En réplique, le bailleur a sollicité, dans l’hypothèse d’une annulation des opérations litigieuses, qu’une compensation soit opéré entre la dette de restitution et sa créance de loyers postérieure à l’ouverture de la liquidation judiciaire de la société débitrice.

Echec en cause d’appel du bailleur, qui se pourvoit en cassation.

Question posée à la Haute Cour : Peut-il y avoir compensation entre la dette de restitution du bailleur contractée au cours de la période suspecte après annulation de paiements effectués pendant cette période, ou du point de vue du débiteur entre sa créance de restitution, et la créance du bailleur au titre de loyers échus après le jugement d’ouverture ?

Réponse : non ! La Chambre commerciale juge que la nullité des paiements pour dettes échues effectués à compter de la cessation des paiements, qui peut être prononcée en application de l’article L.632-2 du Code de commerce, si ceux qui ont traité avec le débiteur connaissaient sa cessation de paiements, a pour finalité, selon l’article L.632-4 du même Code, de reconstituer l’actif du débiteur dans l’intérêt collectif des créanciers.

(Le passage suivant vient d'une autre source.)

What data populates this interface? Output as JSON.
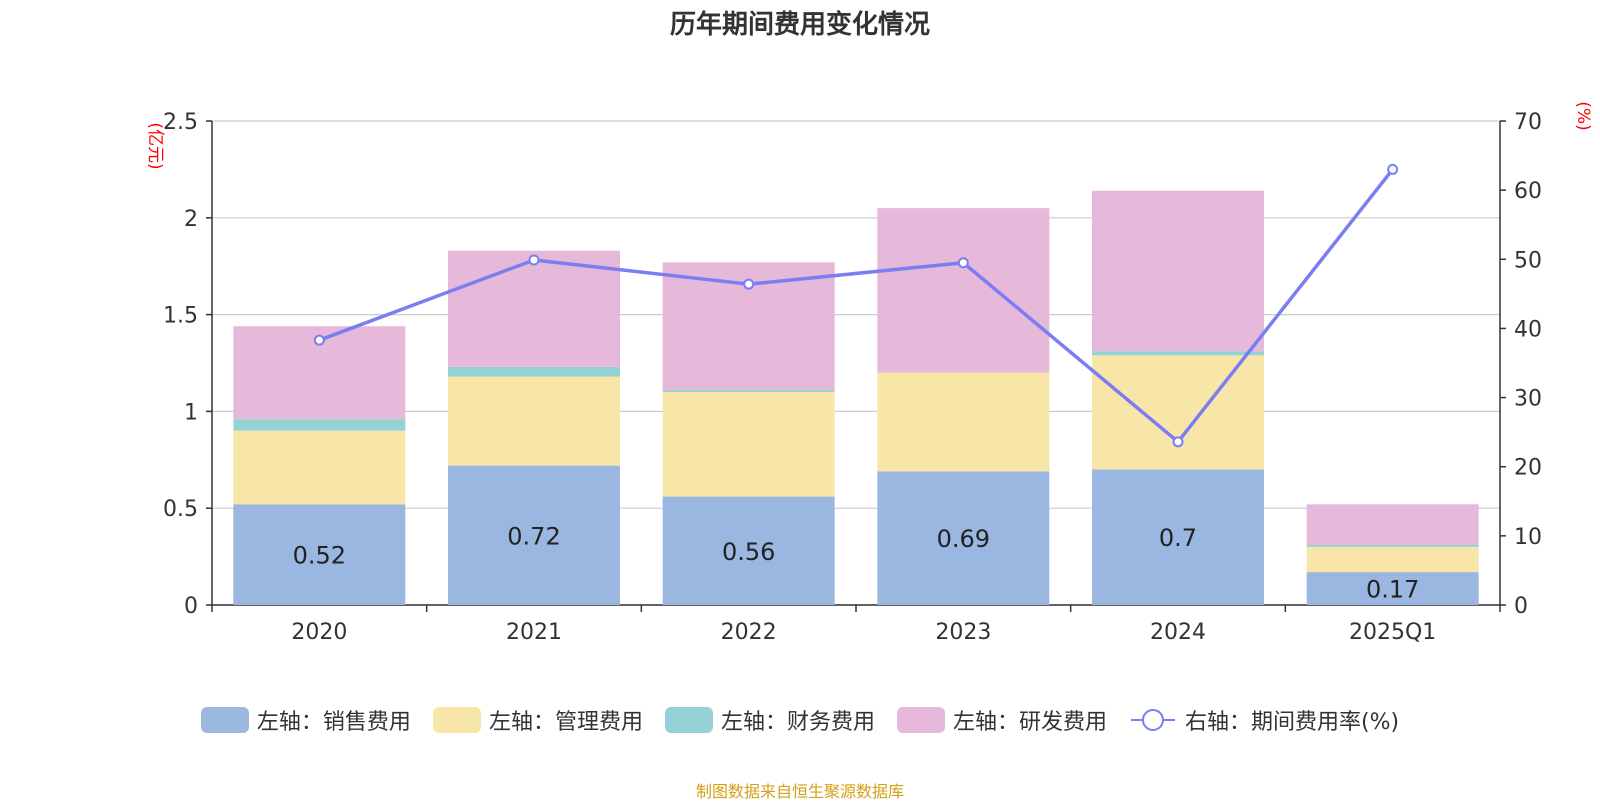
{
  "title": "历年期间费用变化情况",
  "source": "制图数据来自恒生聚源数据库",
  "colors": {
    "sales": "#9ab7e2",
    "admin": "#f7e6a7",
    "finance": "#93d3d5",
    "rd": "#e6b8d9",
    "rate_line": "#7b7ef0",
    "axis_unit": "#ff0000",
    "source_text": "#d4a017",
    "grid": "#cccccc",
    "axis_text": "#333333"
  },
  "chart_data": {
    "type": "bar",
    "stacked": true,
    "categories": [
      "2020",
      "2021",
      "2022",
      "2023",
      "2024",
      "2025Q1"
    ],
    "series": [
      {
        "name": "左轴：销售费用",
        "key": "sales",
        "axis": "left",
        "values": [
          0.52,
          0.72,
          0.56,
          0.69,
          0.7,
          0.17
        ]
      },
      {
        "name": "左轴：管理费用",
        "key": "admin",
        "axis": "left",
        "values": [
          0.38,
          0.46,
          0.54,
          0.51,
          0.59,
          0.13
        ]
      },
      {
        "name": "左轴：财务费用",
        "key": "finance",
        "axis": "left",
        "values": [
          0.06,
          0.05,
          0.01,
          0.0,
          0.02,
          0.01
        ]
      },
      {
        "name": "左轴：研发费用",
        "key": "rd",
        "axis": "left",
        "values": [
          0.48,
          0.6,
          0.66,
          0.85,
          0.83,
          0.21
        ]
      },
      {
        "name": "右轴：期间费用率(%)",
        "key": "rate_line",
        "axis": "right",
        "type": "line",
        "values": [
          38.3,
          49.9,
          46.4,
          49.5,
          23.6,
          63.0
        ]
      }
    ],
    "data_labels": [
      "0.52",
      "0.72",
      "0.56",
      "0.69",
      "0.7",
      "0.17"
    ],
    "y_left": {
      "unit": "(亿元)",
      "min": 0,
      "max": 2.5,
      "ticks": [
        "0",
        "0.5",
        "1",
        "1.5",
        "2",
        "2.5"
      ]
    },
    "y_right": {
      "unit": "(%)",
      "min": 0,
      "max": 70,
      "ticks": [
        "0",
        "10",
        "20",
        "30",
        "40",
        "50",
        "60",
        "70"
      ]
    },
    "grid": true,
    "legend_position": "bottom"
  }
}
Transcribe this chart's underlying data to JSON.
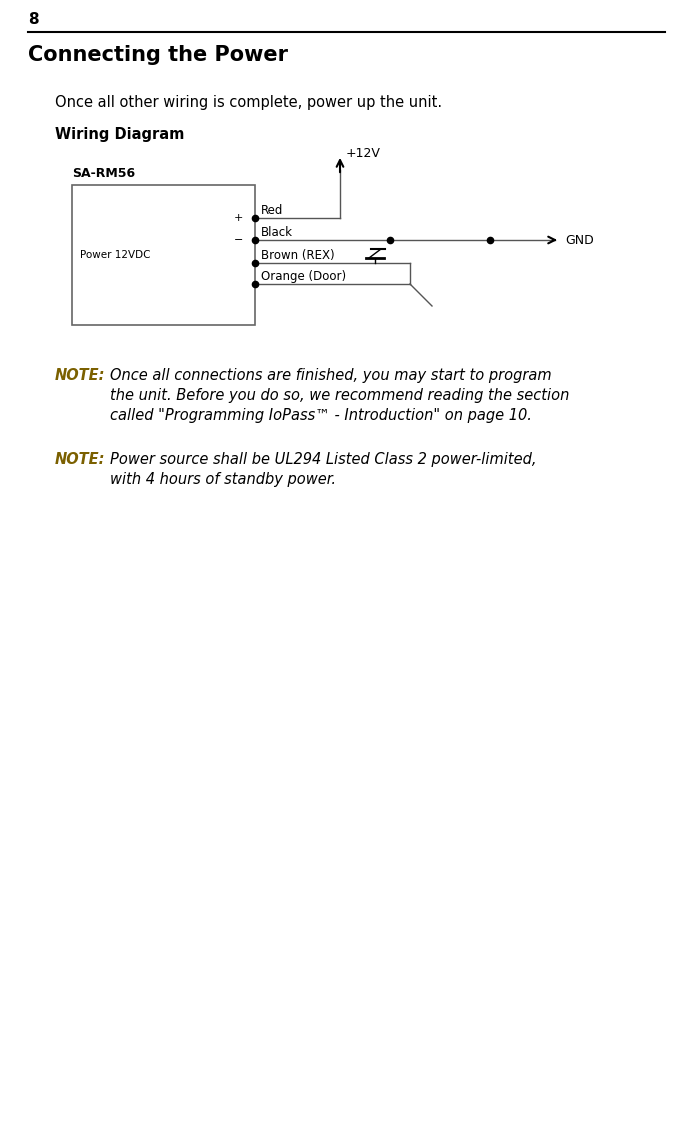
{
  "page_number": "8",
  "title": "Connecting the Power",
  "intro_text": "Once all other wiring is complete, power up the unit.",
  "wiring_diagram_label": "Wiring Diagram",
  "note1_label": "NOTE:",
  "note1_body": "Once all connections are finished, you may start to program\nthe unit. Before you do so, we recommend reading the section\ncalled \"Programming IoPass™ - Introduction\" on page 10.",
  "note2_label": "NOTE:",
  "note2_body": "Power source shall be UL294 Listed Class 2 power-limited,\nwith 4 hours of standby power.",
  "bg_color": "#ffffff",
  "text_color": "#000000",
  "note_label_color": "#7B6000",
  "line_color": "#000000",
  "diagram_line_color": "#555555",
  "title_fontsize": 15,
  "body_fontsize": 10.5,
  "note_fontsize": 10.5,
  "page_num_fontsize": 11,
  "wiring_label_fontsize": 10.5,
  "diagram_fontsize": 8.5
}
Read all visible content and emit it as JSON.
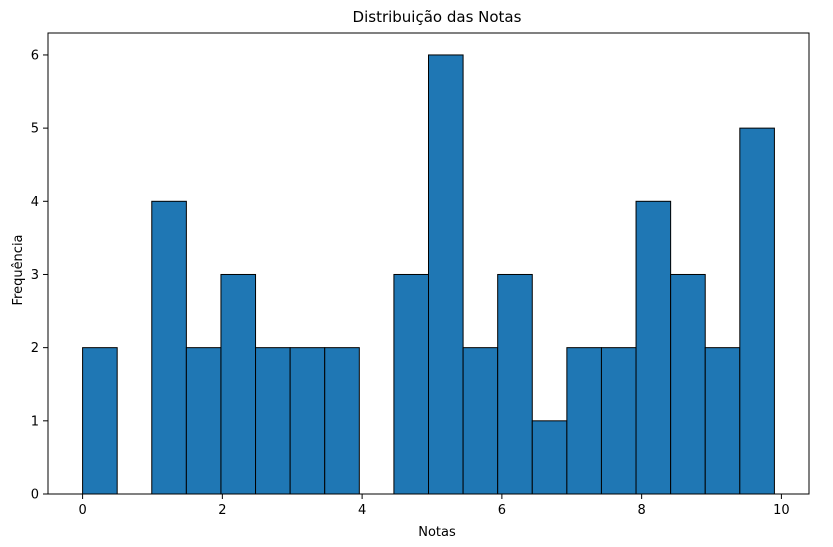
{
  "chart_data": {
    "type": "bar",
    "title": "Distribuição das Notas",
    "xlabel": "Notas",
    "ylabel": "Frequência",
    "bin_edges": [
      0,
      0.495,
      0.99,
      1.485,
      1.98,
      2.475,
      2.97,
      3.465,
      3.96,
      4.455,
      4.95,
      5.445,
      5.94,
      6.435,
      6.93,
      7.425,
      7.92,
      8.415,
      8.91,
      9.405,
      9.9
    ],
    "values": [
      2,
      0,
      4,
      2,
      3,
      2,
      2,
      2,
      0,
      3,
      6,
      2,
      3,
      1,
      2,
      2,
      4,
      3,
      2,
      5
    ],
    "xlim": [
      -0.495,
      10.395
    ],
    "ylim": [
      0,
      6.3
    ],
    "xticks": [
      0,
      2,
      4,
      6,
      8,
      10
    ],
    "yticks": [
      0,
      1,
      2,
      3,
      4,
      5,
      6
    ],
    "bar_color": "#1f77b4",
    "edge_color": "#000000",
    "grid": false,
    "legend": false
  }
}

La jurisprudence est constante : toute compensation est exclue entre la dette de restitution consécutive à l’annulation d’une opération contractée après la date de cessation des paiements, et une créance admise au passif du débiteur[1].

Dans l’espèce commentée, la créance du bailleur est postérieure au jugement d’ouverture (alors qu’il s’agissait dans l’arrêt du 13 avril 2022 d’une créance antérieure déclarée et admise au passif).

L’arrêt commenté précise que la créance de restitution est dite  « indisponible ». C’est cette indisponibilité qui permet aux sommes recouvrées de réintégrer le patrimoine du débiteur afin de permettre le traitement collectif et égalitaire de tous les créanciers, selon les règles classiques de répartition.